Utah’s Responsibility to Women in Light of Overturning Roe v. Wade

Peace Aisogun
AltitudeLab
Published in
2 min readJun 25, 2022
Protest in Salt Lake City, UT in response to U.S. Senate decision

We are heartbroken with the decision to overturn Roe V. Wade. As a community serving Utah’s healthcare economy we stand with Utahn women and believe firmly in their right to choose and their right to raise children safely and successfully.

In response to the U.S. Senate’s decisions, Utah’s trigger abortion ban is set to go into effect, but it requires the legislative general counsel to certify the Supreme Court’s decision to the Legislative Management Committee.

Anytime a state adopts laws that mandate its citizens to take on certain obligations, it creates its own additional financial and procedural obligations. With this new U.S. Senate decision, the state of Utah becomes responsible for proactively providing all required healthcare and education services, and support to ensure that all women — especially those with fewer resources and support — can safely and fairly complete pregnancy, delivery and raise their children until adulthood, successfully.

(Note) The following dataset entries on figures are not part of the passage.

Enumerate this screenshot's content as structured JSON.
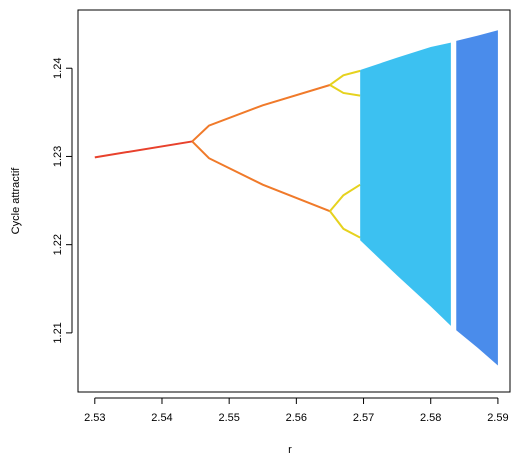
{
  "chart_data": {
    "type": "bifurcation",
    "xlabel": "r",
    "ylabel": "Cycle attractif",
    "xlim": [
      2.5275,
      2.5918
    ],
    "ylim": [
      1.2033,
      1.2466
    ],
    "xticks": [
      2.53,
      2.54,
      2.55,
      2.56,
      2.57,
      2.58,
      2.59
    ],
    "yticks": [
      1.21,
      1.22,
      1.23,
      1.24
    ],
    "series": [
      {
        "color": "#e8412c",
        "x": [
          2.53,
          2.5445
        ],
        "values": [
          1.2299,
          1.2317
        ]
      },
      {
        "color": "#f07a2a",
        "x": [
          2.5445,
          2.547,
          2.555,
          2.565
        ],
        "values": [
          1.2317,
          1.2335,
          1.2358,
          1.2381
        ]
      },
      {
        "color": "#f07a2a",
        "x": [
          2.5445,
          2.547,
          2.555,
          2.565
        ],
        "values": [
          1.2317,
          1.2298,
          1.2268,
          1.2238
        ]
      },
      {
        "color": "#e6d21e",
        "x": [
          2.565,
          2.567,
          2.5695
        ],
        "values": [
          1.2381,
          1.2392,
          1.2397
        ]
      },
      {
        "color": "#e6d21e",
        "x": [
          2.565,
          2.567,
          2.5695
        ],
        "values": [
          1.2381,
          1.2372,
          1.2369
        ]
      },
      {
        "color": "#e6d21e",
        "x": [
          2.565,
          2.567,
          2.5695
        ],
        "values": [
          1.2238,
          1.2256,
          1.2268
        ]
      },
      {
        "color": "#e6d21e",
        "x": [
          2.565,
          2.567,
          2.5695
        ],
        "values": [
          1.2238,
          1.2218,
          1.2208
        ]
      },
      {
        "color": "#1ab6ee",
        "x": [
          2.5695,
          2.575,
          2.58,
          2.583
        ],
        "values": [
          1.2398,
          1.2412,
          1.2424,
          1.2429
        ],
        "low": [
          1.2205,
          1.2165,
          1.213,
          1.2108
        ]
      },
      {
        "color": "#2a78e8",
        "x": [
          2.5838,
          2.587,
          2.59
        ],
        "values": [
          1.2431,
          1.2437,
          1.2443
        ],
        "low": [
          1.2103,
          1.2083,
          1.2063
        ]
      }
    ]
  }
}
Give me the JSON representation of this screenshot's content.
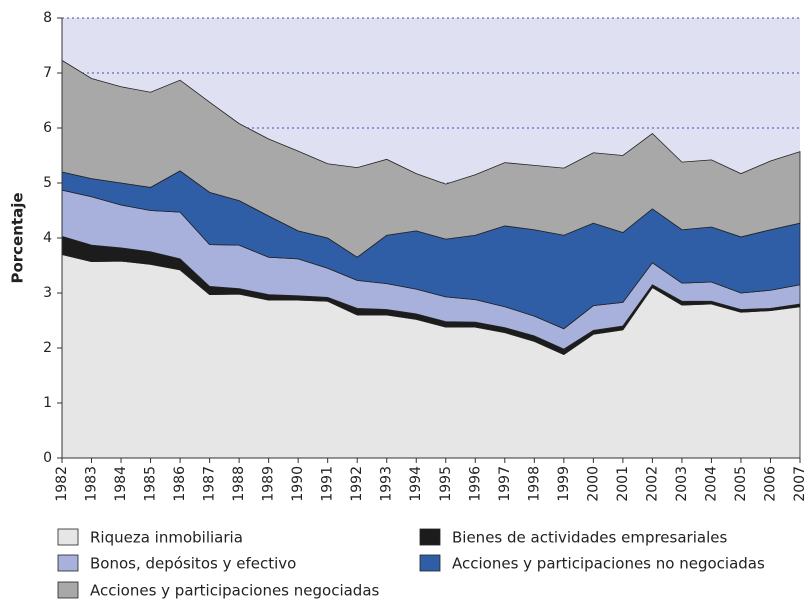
{
  "chart_data": {
    "type": "stacked_area",
    "y_label": "Porcentaje",
    "categories": [
      "1982",
      "1983",
      "1984",
      "1985",
      "1986",
      "1987",
      "1988",
      "1989",
      "1990",
      "1991",
      "1992",
      "1993",
      "1994",
      "1995",
      "1996",
      "1997",
      "1998",
      "1999",
      "2000",
      "2001",
      "2002",
      "2003",
      "2004",
      "2005",
      "2006",
      "2007"
    ],
    "series": [
      {
        "name": "Riqueza inmobiliaria",
        "color": "#e6e6e6",
        "values": [
          3.7,
          3.57,
          3.58,
          3.52,
          3.42,
          2.97,
          2.98,
          2.87,
          2.87,
          2.85,
          2.6,
          2.6,
          2.52,
          2.38,
          2.38,
          2.28,
          2.12,
          1.88,
          2.25,
          2.33,
          3.1,
          2.78,
          2.8,
          2.65,
          2.68,
          2.75
        ]
      },
      {
        "name": "Bienes de actividades empresariales",
        "color": "#1c1c1c",
        "values": [
          0.33,
          0.3,
          0.24,
          0.23,
          0.2,
          0.15,
          0.1,
          0.1,
          0.08,
          0.07,
          0.12,
          0.1,
          0.1,
          0.1,
          0.09,
          0.09,
          0.1,
          0.1,
          0.07,
          0.07,
          0.05,
          0.07,
          0.05,
          0.05,
          0.04,
          0.05
        ]
      },
      {
        "name": "Bonos, depósitos y efectivo",
        "color": "#a7b1dc",
        "values": [
          0.84,
          0.88,
          0.78,
          0.75,
          0.85,
          0.76,
          0.79,
          0.68,
          0.67,
          0.53,
          0.51,
          0.47,
          0.45,
          0.45,
          0.41,
          0.38,
          0.36,
          0.37,
          0.45,
          0.43,
          0.4,
          0.33,
          0.35,
          0.3,
          0.33,
          0.35
        ]
      },
      {
        "name": "Acciones y participaciones no negociadas",
        "color": "#2f5ea6",
        "values": [
          0.33,
          0.33,
          0.4,
          0.42,
          0.75,
          0.95,
          0.81,
          0.75,
          0.51,
          0.55,
          0.42,
          0.88,
          1.06,
          1.05,
          1.17,
          1.47,
          1.57,
          1.7,
          1.5,
          1.27,
          0.98,
          0.97,
          1.0,
          1.02,
          1.1,
          1.12
        ]
      },
      {
        "name": "Acciones y participaciones negociadas",
        "color": "#a8a8a8",
        "values": [
          2.03,
          1.82,
          1.75,
          1.73,
          1.65,
          1.64,
          1.4,
          1.4,
          1.45,
          1.35,
          1.63,
          1.38,
          1.04,
          1.0,
          1.1,
          1.15,
          1.17,
          1.22,
          1.28,
          1.4,
          1.37,
          1.23,
          1.22,
          1.15,
          1.25,
          1.3
        ]
      }
    ],
    "ylim": [
      0,
      8
    ],
    "yticks": [
      0,
      1,
      2,
      3,
      4,
      5,
      6,
      7,
      8
    ],
    "grid": true,
    "background": "#dfe1f2"
  }
}
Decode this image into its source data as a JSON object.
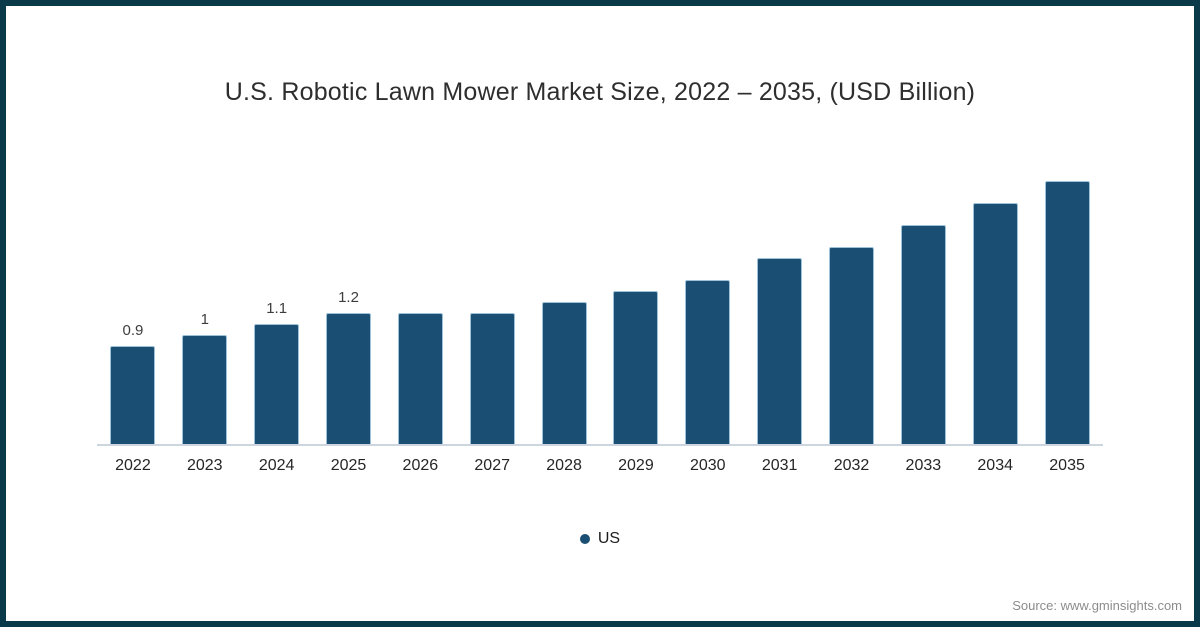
{
  "chart_data": {
    "type": "bar",
    "title": "U.S. Robotic Lawn Mower Market Size, 2022 – 2035, (USD Billion)",
    "categories": [
      "2022",
      "2023",
      "2024",
      "2025",
      "2026",
      "2027",
      "2028",
      "2029",
      "2030",
      "2031",
      "2032",
      "2033",
      "2034",
      "2035"
    ],
    "values": [
      0.9,
      1,
      1.1,
      1.2,
      1.2,
      1.2,
      1.3,
      1.4,
      1.5,
      1.7,
      1.8,
      2.0,
      2.2,
      2.4
    ],
    "data_labels": [
      "0.9",
      "1",
      "1.1",
      "1.2",
      "",
      "",
      "",
      "",
      "",
      "",
      "",
      "",
      "",
      ""
    ],
    "xlabel": "",
    "ylabel": "",
    "ylim": [
      0,
      2.6
    ],
    "grid": false,
    "legend_position": "bottom",
    "legend": [
      {
        "label": "US",
        "color": "#1a4e72"
      }
    ],
    "bar_color": "#1a4e72",
    "bar_stroke": "#9ec1d8"
  },
  "colors": {
    "frame_border": "#0a3a49",
    "axis_line": "#cdd6de",
    "title_text": "#2e2e2e",
    "source_text": "#8c8c8c"
  },
  "source_text": "Source: www.gminsights.com"
}
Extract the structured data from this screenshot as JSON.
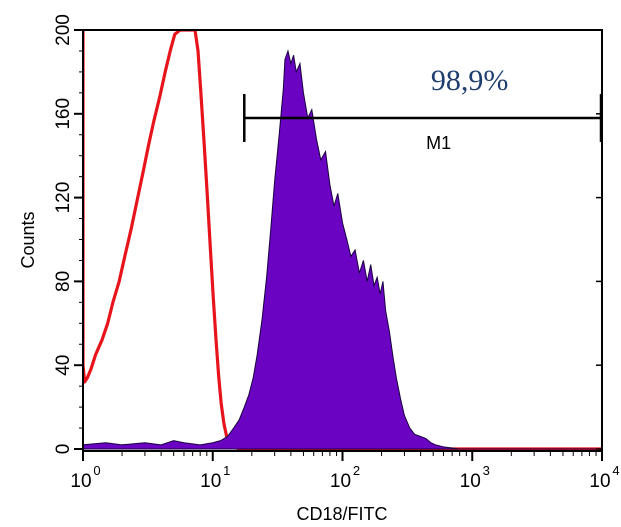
{
  "chart_data": {
    "type": "histogram",
    "xlabel": "CD18/FITC",
    "ylabel": "Counts",
    "x_scale": "log",
    "xlim": [
      1,
      10000
    ],
    "ylim": [
      0,
      200
    ],
    "x_ticks": [
      {
        "value": 1,
        "base": "10",
        "exp": "0"
      },
      {
        "value": 10,
        "base": "10",
        "exp": "1"
      },
      {
        "value": 100,
        "base": "10",
        "exp": "2"
      },
      {
        "value": 1000,
        "base": "10",
        "exp": "3"
      },
      {
        "value": 10000,
        "base": "10",
        "exp": "4"
      }
    ],
    "y_ticks": [
      "0",
      "40",
      "80",
      "120",
      "160",
      "200"
    ],
    "series": [
      {
        "role": "control",
        "color": "#e8141c",
        "fill": false,
        "points": [
          [
            1.0,
            200
          ],
          [
            1.0,
            40
          ],
          [
            1.03,
            32
          ],
          [
            1.08,
            34
          ],
          [
            1.15,
            38
          ],
          [
            1.25,
            45
          ],
          [
            1.4,
            52
          ],
          [
            1.55,
            60
          ],
          [
            1.7,
            70
          ],
          [
            1.9,
            80
          ],
          [
            2.1,
            92
          ],
          [
            2.35,
            105
          ],
          [
            2.6,
            118
          ],
          [
            2.9,
            132
          ],
          [
            3.2,
            145
          ],
          [
            3.5,
            156
          ],
          [
            3.9,
            168
          ],
          [
            4.3,
            180
          ],
          [
            4.7,
            190
          ],
          [
            5.1,
            198
          ],
          [
            5.6,
            200
          ],
          [
            6.2,
            200
          ],
          [
            6.8,
            200
          ],
          [
            7.3,
            200
          ],
          [
            7.7,
            190
          ],
          [
            8.1,
            170
          ],
          [
            8.6,
            145
          ],
          [
            9.1,
            120
          ],
          [
            9.6,
            95
          ],
          [
            10.1,
            72
          ],
          [
            10.6,
            52
          ],
          [
            11.1,
            35
          ],
          [
            11.6,
            22
          ],
          [
            12.2,
            12
          ],
          [
            12.8,
            6
          ],
          [
            13.5,
            3
          ],
          [
            14.5,
            1
          ],
          [
            16,
            0
          ],
          [
            100,
            0
          ],
          [
            10000,
            0
          ]
        ]
      },
      {
        "role": "stained",
        "color": "#6a04c2",
        "fill": true,
        "points": [
          [
            1.0,
            2
          ],
          [
            1.5,
            3
          ],
          [
            2,
            2
          ],
          [
            3,
            3
          ],
          [
            4,
            2
          ],
          [
            5,
            4
          ],
          [
            6,
            3
          ],
          [
            8,
            2
          ],
          [
            10,
            3
          ],
          [
            11.5,
            4
          ],
          [
            13,
            6
          ],
          [
            14.5,
            10
          ],
          [
            16,
            14
          ],
          [
            17.5,
            20
          ],
          [
            19,
            26
          ],
          [
            20.5,
            34
          ],
          [
            22,
            45
          ],
          [
            24,
            62
          ],
          [
            26,
            82
          ],
          [
            28,
            105
          ],
          [
            30,
            128
          ],
          [
            32.5,
            150
          ],
          [
            35,
            172
          ],
          [
            36,
            186
          ],
          [
            38,
            190
          ],
          [
            40,
            184
          ],
          [
            42,
            188
          ],
          [
            44,
            180
          ],
          [
            47,
            184
          ],
          [
            50,
            170
          ],
          [
            54,
            158
          ],
          [
            58,
            162
          ],
          [
            63,
            148
          ],
          [
            68,
            138
          ],
          [
            74,
            142
          ],
          [
            80,
            126
          ],
          [
            86,
            116
          ],
          [
            92,
            122
          ],
          [
            100,
            108
          ],
          [
            108,
            100
          ],
          [
            116,
            92
          ],
          [
            125,
            95
          ],
          [
            135,
            84
          ],
          [
            145,
            90
          ],
          [
            155,
            80
          ],
          [
            165,
            88
          ],
          [
            175,
            78
          ],
          [
            185,
            82
          ],
          [
            195,
            74
          ],
          [
            205,
            80
          ],
          [
            215,
            66
          ],
          [
            230,
            56
          ],
          [
            245,
            44
          ],
          [
            260,
            34
          ],
          [
            280,
            24
          ],
          [
            300,
            16
          ],
          [
            330,
            10
          ],
          [
            360,
            7
          ],
          [
            400,
            6
          ],
          [
            440,
            5
          ],
          [
            480,
            3
          ],
          [
            520,
            2
          ],
          [
            600,
            1
          ],
          [
            800,
            0
          ],
          [
            10000,
            0
          ]
        ]
      }
    ],
    "marker": {
      "name": "M1",
      "x_start": 17.5,
      "x_end": 10000,
      "y": 158,
      "percent_label": "98,9%"
    }
  }
}
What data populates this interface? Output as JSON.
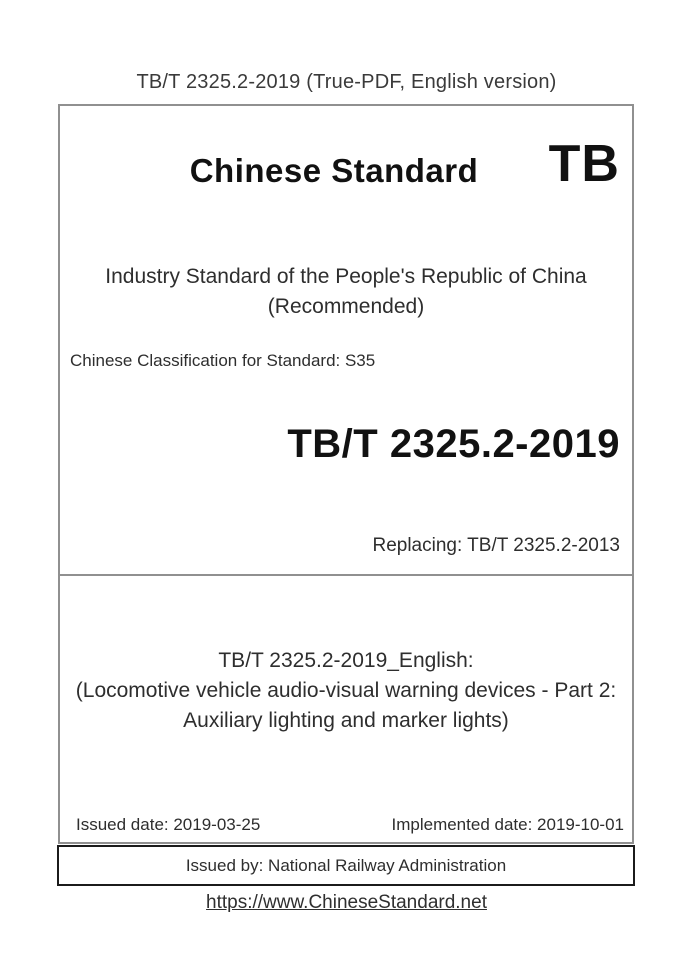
{
  "header": {
    "text": "TB/T 2325.2-2019 (True-PDF, English version)"
  },
  "cover": {
    "brand_title": "Chinese Standard",
    "brand_code": "TB",
    "industry_line1": "Industry Standard of the People's Republic of China",
    "industry_line2": "(Recommended)",
    "classification": "Chinese Classification for Standard: S35",
    "standard_number": "TB/T 2325.2-2019",
    "replacing": "Replacing: TB/T 2325.2-2013",
    "english_title_line1": "TB/T 2325.2-2019_English:",
    "english_title_line2": "(Locomotive vehicle audio-visual warning devices - Part 2:",
    "english_title_line3": "Auxiliary lighting and marker lights)",
    "issued_date": "Issued date: 2019-03-25",
    "implemented_date": "Implemented date: 2019-10-01",
    "issued_by": "Issued by: National Railway Administration"
  },
  "footer": {
    "link_text": "https://www.ChineseStandard.net",
    "link_href": "https://www.ChineseStandard.net"
  },
  "colors": {
    "box_border_gray": "#909090",
    "box_border_black": "#1b1b1b",
    "text_main": "#2e2e2e",
    "text_bold": "#111111"
  }
}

With the overturning of Roe v Wade, Utah must become responsible for providing the full range of services and support for the child’s early care and should prioritize investing in healthcare programs that achieve that end goal.

This decision will also draw attention to Utah’s growing responsibility to ensure consistent access to reproductive education, counseling, and birth control resources for men and women as a preventative measure against unwanted pregnancies and practical and constant adoption support.

Protest in Salt Lake City, UT in response to U.S. Senate decision

By revoking women’s rights to choose an abortion, Utah’s healthcare responsibilities to women must be fulfilled as a duty to the citizens that government serves. There is no exception. To shirk this duty is to violate the basic ethics of fairness.

It is insufficient to defer to federal or municipal programs to do the work of satisfying the new duties that this decision creates. It is not the work of private companies or extended families to be forced to take on government responsibility when any human choice is revoked federally in healthcare at a government level. Now, this duty belongs to the state.